Indonesia memiliki sejumlah peraturan yang menjadi landasan hukum penolakan. UUD 1945 mengamanatkan penghapusan penjajahan dan menegaskan Indonesia sebagai negara hukum. UU No. 6 Tahun 2011 tentang Keimigrasian, yang telah diubah dengan UU No. 63 Tahun 2024, serta Peraturan Menteri Luar Negeri No. 3 Tahun 2019 tentang Panduan Umum Hubungan Luar Negeri oleh Pemerintah Daerah, secara tegas menunjukkan sikap Indonesia terhadap Israel. "Secara aturan nasional, kita punya dasar hukum yang kuat untuk menolak atlet Israel," kata seorang ahli hukum tata negara.

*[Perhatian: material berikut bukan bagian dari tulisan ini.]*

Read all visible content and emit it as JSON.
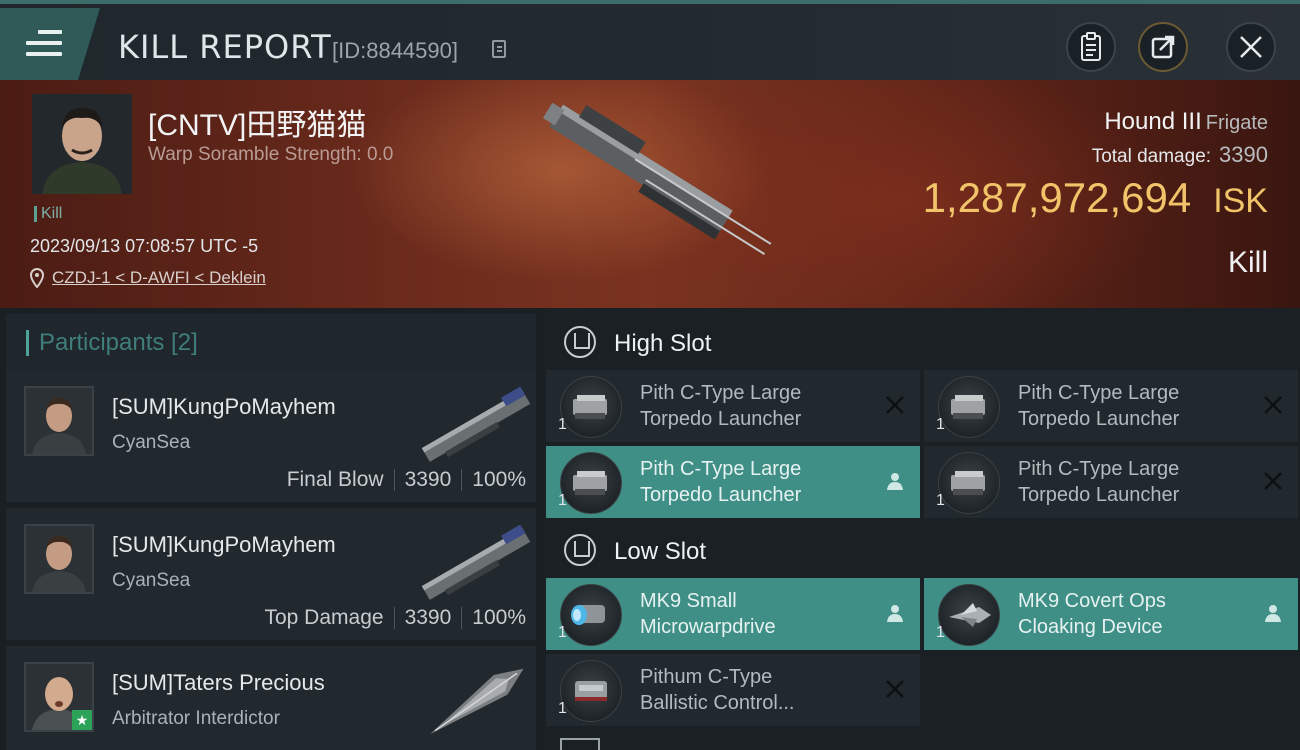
{
  "header": {
    "title": "KILL REPORT",
    "report_id": "[ID:8844590]"
  },
  "victim": {
    "name": "[CNTV]田野猫猫",
    "warp_scramble": "Warp Soramble Strength: 0.0",
    "tag": "Kill",
    "time": "2023/09/13 07:08:57 UTC -5",
    "location": "CZDJ-1 < D-AWFI < Deklein",
    "ship_name": "Hound III",
    "ship_class": "Frigate",
    "total_damage_label": "Total damage:",
    "total_damage": "3390",
    "isk_value": "1,287,972,694",
    "isk_unit": "ISK",
    "result": "Kill"
  },
  "participants": {
    "header": "Participants [2]",
    "rows": [
      {
        "name": "[SUM]KungPoMayhem",
        "corp": "CyanSea",
        "role": "Final Blow",
        "damage": "3390",
        "percent": "100%"
      },
      {
        "name": "[SUM]KungPoMayhem",
        "corp": "CyanSea",
        "role": "Top Damage",
        "damage": "3390",
        "percent": "100%"
      },
      {
        "name": "[SUM]Taters Precious",
        "corp": "Arbitrator Interdictor"
      }
    ]
  },
  "fittings": {
    "high_slot_title": "High Slot",
    "low_slot_title": "Low Slot",
    "high": [
      {
        "line1": "Pith C-Type Large",
        "line2": "Torpedo Launcher",
        "qty": "1",
        "state": "destroyed"
      },
      {
        "line1": "Pith C-Type Large",
        "line2": "Torpedo Launcher",
        "qty": "1",
        "state": "destroyed"
      },
      {
        "line1": "Pith C-Type Large",
        "line2": "Torpedo Launcher",
        "qty": "1",
        "state": "dropped"
      },
      {
        "line1": "Pith C-Type Large",
        "line2": "Torpedo Launcher",
        "qty": "1",
        "state": "destroyed"
      }
    ],
    "low": [
      {
        "line1": "MK9 Small",
        "line2": "Microwarpdrive",
        "qty": "1",
        "state": "dropped"
      },
      {
        "line1": "MK9 Covert Ops",
        "line2": "Cloaking Device",
        "qty": "1",
        "state": "dropped"
      },
      {
        "line1": "Pithum C-Type",
        "line2": "Ballistic Control...",
        "qty": "1",
        "state": "destroyed"
      }
    ]
  },
  "colors": {
    "accent": "#3f8f87",
    "isk": "#f2c46a",
    "header_teal": "#3f7e7a"
  }
}
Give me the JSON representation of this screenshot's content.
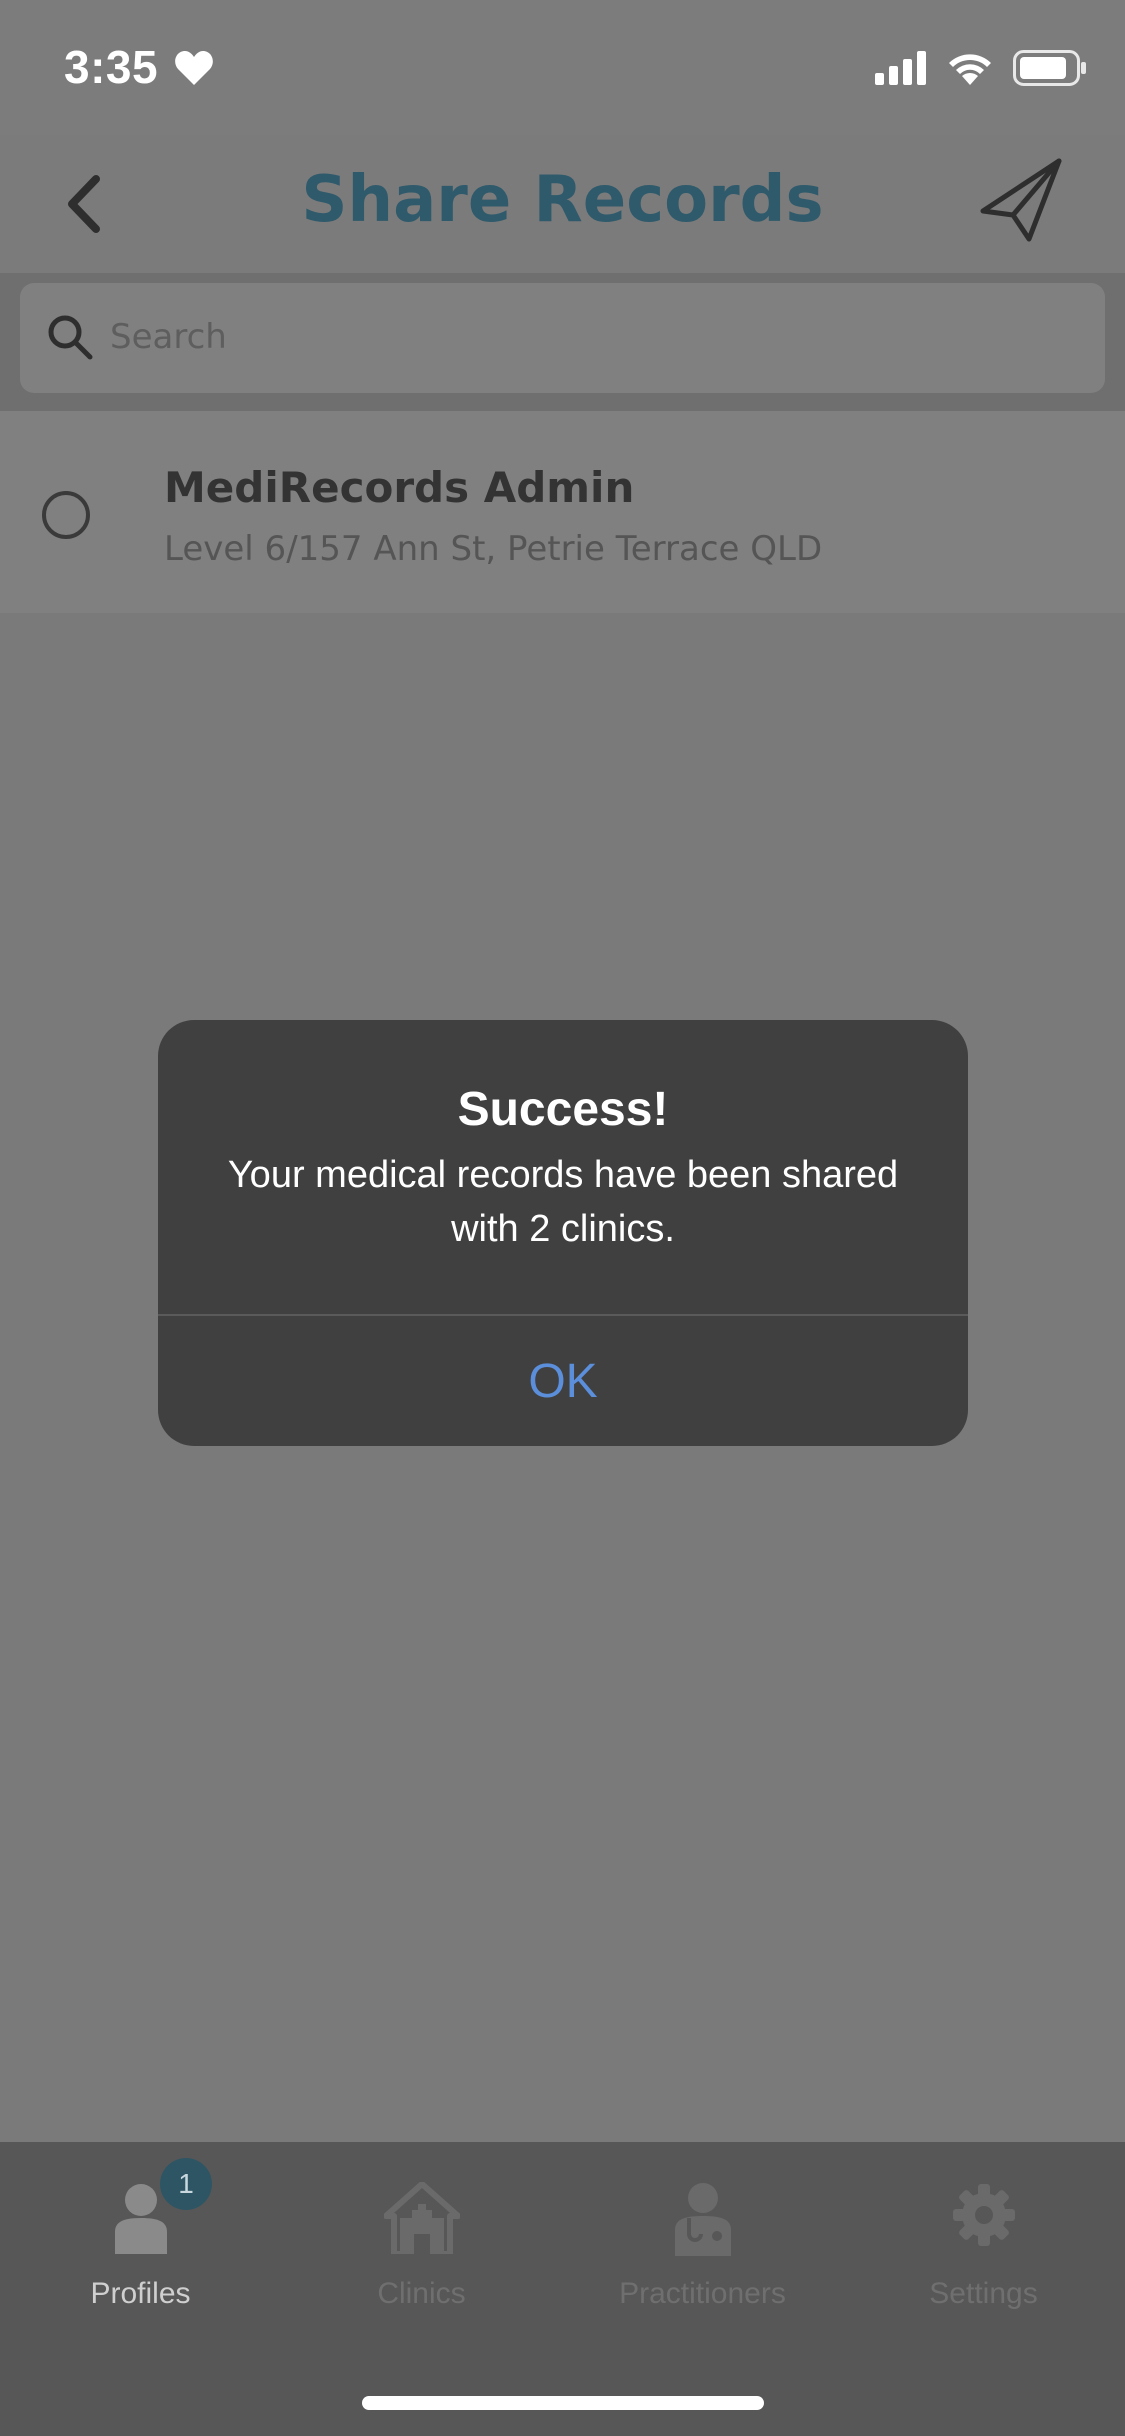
{
  "status_bar": {
    "time": "3:35",
    "icons": [
      "heart-icon",
      "cellular-signal-icon",
      "wifi-icon",
      "battery-icon"
    ]
  },
  "nav": {
    "title": "Share Records",
    "back_icon": "chevron-left-icon",
    "send_icon": "paper-plane-icon"
  },
  "search": {
    "placeholder": "Search",
    "value": ""
  },
  "list": {
    "items": [
      {
        "title": "MediRecords Admin",
        "subtitle": "Level 6/157 Ann St, Petrie Terrace QLD",
        "selected": false
      }
    ]
  },
  "alert": {
    "title": "Success!",
    "message": "Your medical records have been shared with 2 clinics.",
    "ok_label": "OK"
  },
  "tab_bar": {
    "tabs": [
      {
        "label": "Profiles",
        "icon": "person-icon",
        "badge": "1",
        "active": true
      },
      {
        "label": "Clinics",
        "icon": "clinic-icon",
        "active": false
      },
      {
        "label": "Practitioners",
        "icon": "doctor-icon",
        "active": false
      },
      {
        "label": "Settings",
        "icon": "gear-icon",
        "active": false
      }
    ]
  },
  "colors": {
    "accent": "#2f5a6b",
    "alert_button": "#5b8fdb",
    "overlay_background": "#7a7a7a",
    "alert_background": "#404040"
  }
}
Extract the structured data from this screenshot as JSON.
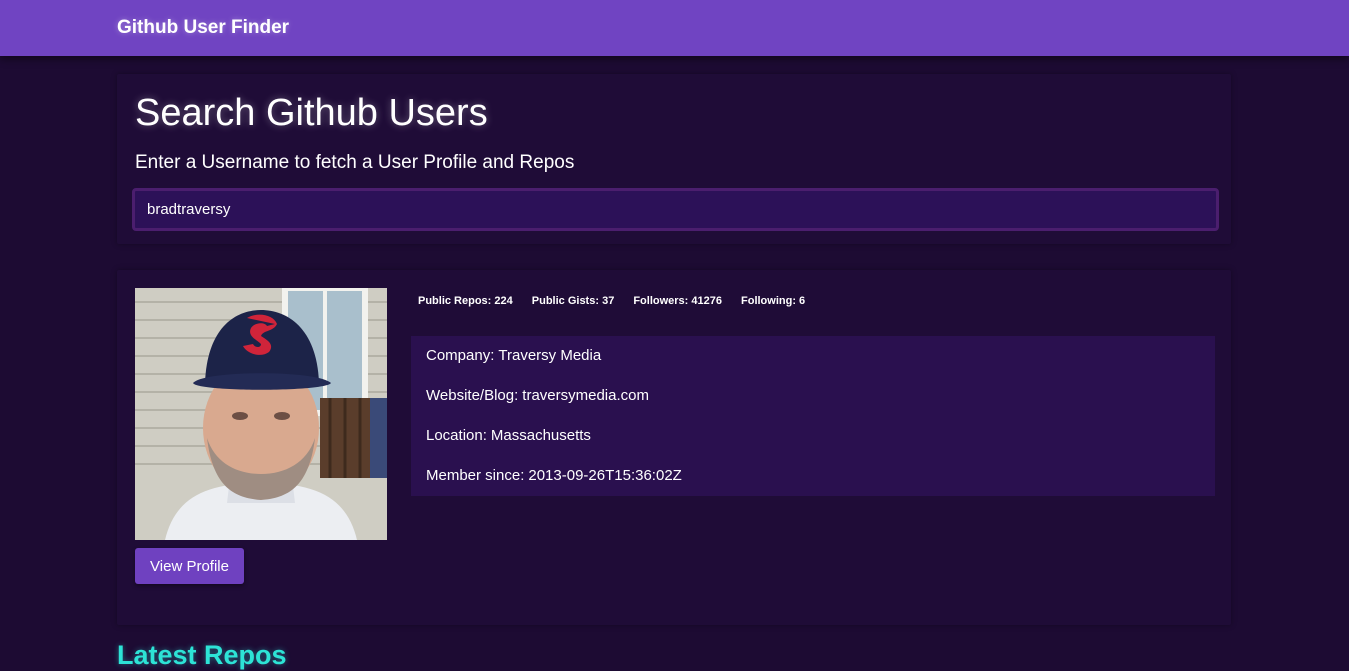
{
  "navbar": {
    "brand": "Github User Finder"
  },
  "search": {
    "title": "Search Github Users",
    "subtitle": "Enter a Username to fetch a User Profile and Repos",
    "input_value": "bradtraversy"
  },
  "profile": {
    "view_profile_label": "View Profile",
    "stats": [
      {
        "label": "Public Repos:",
        "value": "224"
      },
      {
        "label": "Public Gists:",
        "value": "37"
      },
      {
        "label": "Followers:",
        "value": "41276"
      },
      {
        "label": "Following:",
        "value": "6"
      }
    ],
    "details": [
      {
        "label": "Company:",
        "value": "Traversy Media"
      },
      {
        "label": "Website/Blog:",
        "value": "traversymedia.com"
      },
      {
        "label": "Location:",
        "value": "Massachusetts"
      },
      {
        "label": "Member since:",
        "value": "2013-09-26T15:36:02Z"
      }
    ]
  },
  "repos": {
    "heading": "Latest Repos"
  },
  "colors": {
    "navbar": "#7044c2",
    "background": "#1d0b33",
    "card": "#1f0c37",
    "details_panel": "#2a104f",
    "input": "#2c1158",
    "button": "#6f41c0",
    "accent_teal": "#2de3d6"
  }
}
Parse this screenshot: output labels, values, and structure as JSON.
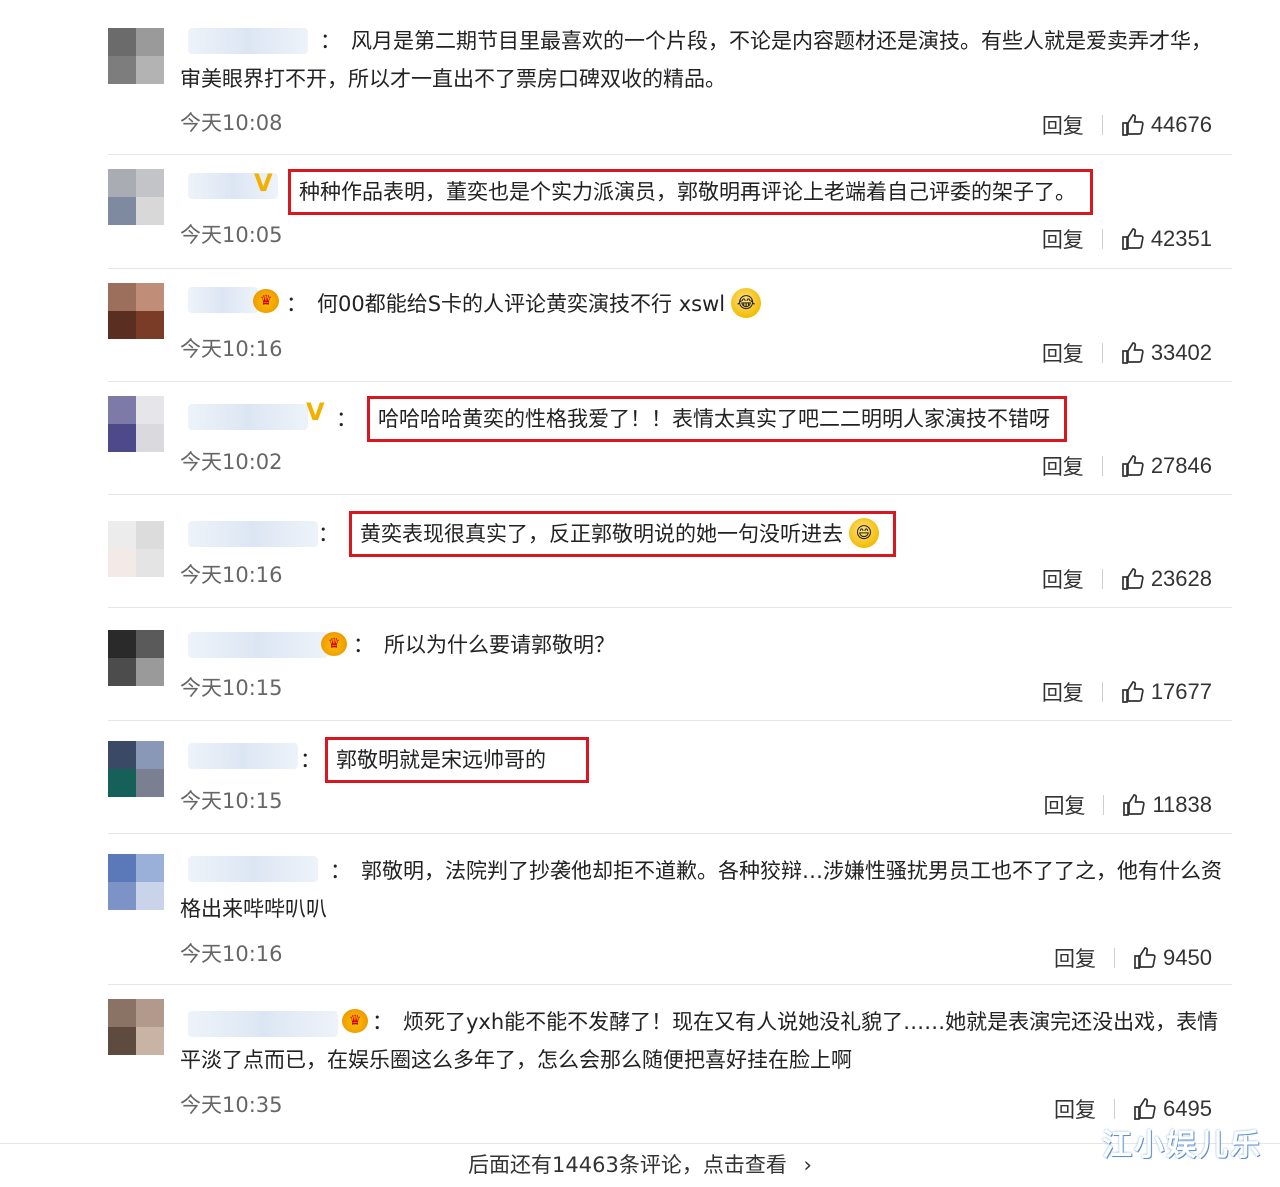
{
  "comments": [
    {
      "text": "风月是第二期节目里最喜欢的一个片段，不论是内容题材还是演技。有些人就是爱卖弄才华，审美眼界打不开，所以才一直出不了票房口碑双收的精品。",
      "time": "今天10:08",
      "reply": "回复",
      "likes": "44676",
      "badge": "",
      "highlighted": false
    },
    {
      "text": "种种作品表明，董奕也是个实力派演员，郭敬明再评论上老端着自己评委的架子了。",
      "time": "今天10:05",
      "reply": "回复",
      "likes": "42351",
      "badge": "v",
      "highlighted": true
    },
    {
      "text": "何00都能给S卡的人评论黄奕演技不行 xswl",
      "time": "今天10:16",
      "reply": "回复",
      "likes": "33402",
      "badge": "crown",
      "highlighted": false
    },
    {
      "text": "哈哈哈哈黄奕的性格我爱了！！表情太真实了吧二二明明人家演技不错呀",
      "time": "今天10:02",
      "reply": "回复",
      "likes": "27846",
      "badge": "v",
      "highlighted": true
    },
    {
      "text": "黄奕表现很真实了，反正郭敬明说的她一句没听进去",
      "time": "今天10:16",
      "reply": "回复",
      "likes": "23628",
      "badge": "",
      "highlighted": true
    },
    {
      "text": "所以为什么要请郭敬明？",
      "time": "今天10:15",
      "reply": "回复",
      "likes": "17677",
      "badge": "crown",
      "highlighted": false
    },
    {
      "text": "郭敬明就是宋远帅哥的",
      "time": "今天10:15",
      "reply": "回复",
      "likes": "11838",
      "badge": "",
      "highlighted": true
    },
    {
      "text": "郭敬明，法院判了抄袭他却拒不道歉。各种狡辩…涉嫌性骚扰男员工也不了了之，他有什么资格出来哔哔叭叭",
      "time": "今天10:16",
      "reply": "回复",
      "likes": "9450",
      "badge": "",
      "highlighted": false
    },
    {
      "text": "烦死了yxh能不能不发酵了！现在又有人说她没礼貌了……她就是表演完还没出戏，表情平淡了点而已，在娱乐圈这么多年了，怎么会那么随便把喜好挂在脸上啊",
      "time": "今天10:35",
      "reply": "回复",
      "likes": "6495",
      "badge": "crown",
      "highlighted": false
    }
  ],
  "footer": {
    "more_label": "后面还有14463条评论，点击查看",
    "chevron": "›"
  },
  "watermark": "江小娱儿乐",
  "colors": {
    "highlight_border": "#d8181e",
    "v_badge": "#f2b100",
    "crown_badge": "#f09a00"
  }
}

Payung Hukum Internasional

Selain hukum nasional, Indonesia juga merujuk pada instrumen hukum internasional. Advisory opinion dari Mahkamah Internasional (ICJ) pada pertengahan Juli 2024 lalu memerintahkan semua negara untuk tidak mengakui keberadaan Israel yang secara ilegal melanggar hukum di Palestina. Keputusan ini memberikan legitimasi tambahan bagi Indonesia. "Faktanya, selain melakukan dugaan genosida dan kejahatan kemanusiaan, Israel juga membunuhi tidak kurang dari 350 atlet Gaza," ungkap seorang pengamat politik internasional. "Ini jelas bertentangan dengan ICJ."

Indonesia Bukan yang Pertama

Indonesia bukanlah negara pertama yang menolak kehadiran atlet Israel. Pada tahun 2024, atlet Israel dilarang berpartisipasi dalam turnamen olahraga frisbee di Belgia. Selain itu, tim Israel juga dilarang ikut serta dalam kejuaraan balap sepeda di Bologna, Italia pada awal 2025. Meskipun demikian, Belgia dan Italia tetap menjadi tuan rumah penyelenggaraan event olahraga dunia. Hal ini menunjukkan bahwa penolakan terhadap atlet Israel bukan pelanggaran prinsip olahraga internasional, melainkan lebih kepada pertimbangan politik dan keamanan.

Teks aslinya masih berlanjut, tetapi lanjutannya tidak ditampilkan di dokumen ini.